Mir stellte sich spontan die Frage: Wer schützt uns vor solchen »Verfassungsschützern«? Nur soviel: Dieser Präsident des Bundesamts für Verfassungsschutz, BfV, verletzte mehrfach seine Dienstpflichten, verfolgte seine eigene, rechtskompatible Agenda, informierte Politiker der AfD in vertraulichen Gesprächen über unveröffentlichte Erkenntnisse des »Verfassungsschutzes«, VS, soll sie gar beraten haben, wie eine VS-Beobachtung der AfD zu vermeiden sei, bezweifelte, relativierte, ja verharmloste rechte Ausschreitungen und rassistische Hetze und Angriffe auf Migranten in Chemnitz sowie rechtsterroristische Tendenzen, belog das Parlament über den Einsatz eines V-Manns im Umfeld des Attentäters Anis Amri, verdächtigte den Whistleblower Edward Snowden, ein russischer Spion zu sein, und löste mit einer Strafanzeige gegen Journalisten des Internetportals Netzpolitik.org Ermittlungen aus, die die Pressefreiheit in Gefahr brachten. Und ein solcher Mann soll als oberster Verfassungsschützer befugt sein, Demokratie und Grundgesetz zu schützen?
Hans-Georg Maaßen muss wegen seines Verhaltens den Hut als Chef des Bundesamts nehmen. Er wird nun mit einer neuen Funktion im Bundesinnenministerium, BMI, belohnt. Was ist davon zu halten?

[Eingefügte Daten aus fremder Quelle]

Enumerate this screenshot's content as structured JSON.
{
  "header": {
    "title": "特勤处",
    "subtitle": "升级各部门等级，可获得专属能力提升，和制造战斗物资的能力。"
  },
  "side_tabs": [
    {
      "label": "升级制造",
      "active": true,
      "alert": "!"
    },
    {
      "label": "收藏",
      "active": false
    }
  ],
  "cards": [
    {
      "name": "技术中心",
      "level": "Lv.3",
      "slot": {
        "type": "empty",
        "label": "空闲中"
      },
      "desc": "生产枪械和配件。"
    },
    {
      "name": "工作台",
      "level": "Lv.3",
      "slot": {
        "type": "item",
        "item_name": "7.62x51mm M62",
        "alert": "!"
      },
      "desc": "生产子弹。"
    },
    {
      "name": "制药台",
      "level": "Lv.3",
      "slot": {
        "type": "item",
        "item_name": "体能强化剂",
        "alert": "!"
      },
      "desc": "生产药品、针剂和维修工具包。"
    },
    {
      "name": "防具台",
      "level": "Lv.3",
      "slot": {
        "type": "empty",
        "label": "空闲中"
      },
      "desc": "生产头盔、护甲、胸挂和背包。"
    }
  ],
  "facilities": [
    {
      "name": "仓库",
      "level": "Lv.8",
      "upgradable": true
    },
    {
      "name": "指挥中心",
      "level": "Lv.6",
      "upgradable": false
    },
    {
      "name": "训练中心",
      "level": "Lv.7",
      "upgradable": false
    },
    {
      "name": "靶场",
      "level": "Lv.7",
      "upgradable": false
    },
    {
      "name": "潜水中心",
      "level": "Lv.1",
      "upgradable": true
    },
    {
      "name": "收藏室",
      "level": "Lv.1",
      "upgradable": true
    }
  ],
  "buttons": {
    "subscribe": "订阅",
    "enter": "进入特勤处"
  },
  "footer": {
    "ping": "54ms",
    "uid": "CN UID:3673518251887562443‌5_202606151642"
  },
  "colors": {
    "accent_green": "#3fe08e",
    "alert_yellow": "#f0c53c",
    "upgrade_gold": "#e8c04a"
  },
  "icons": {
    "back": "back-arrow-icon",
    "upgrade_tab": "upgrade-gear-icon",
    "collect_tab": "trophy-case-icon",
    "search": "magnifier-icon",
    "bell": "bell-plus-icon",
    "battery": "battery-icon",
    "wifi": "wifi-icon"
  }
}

Statt Maaßen als unhaltbaren politischen Spitzenbeamten sofort in den vorzeitigen Ruhestand zu versetzen – und seinen Vorgesetzten, Bundesinnenminister Horst Seehofer, gleich mit –, sollte er zunächst auch noch mit einem höher dotierten Staatssekretärsposten belohnt werden. Nach heftigen Protesten soll er nun als Sonderberater ins BMI wechseln und für europäische und internationale Fragen zuständig sein. Womöglich kann er so noch Schlimmeres anrichten, denn es geht dabei auch um hochsensible Themen wie den Umgang mit Geflüchteten und die EU-Abschottung, Abkommen zu »Rückführungen« von Asylbewerbern und andere Flüchtlingsdeals.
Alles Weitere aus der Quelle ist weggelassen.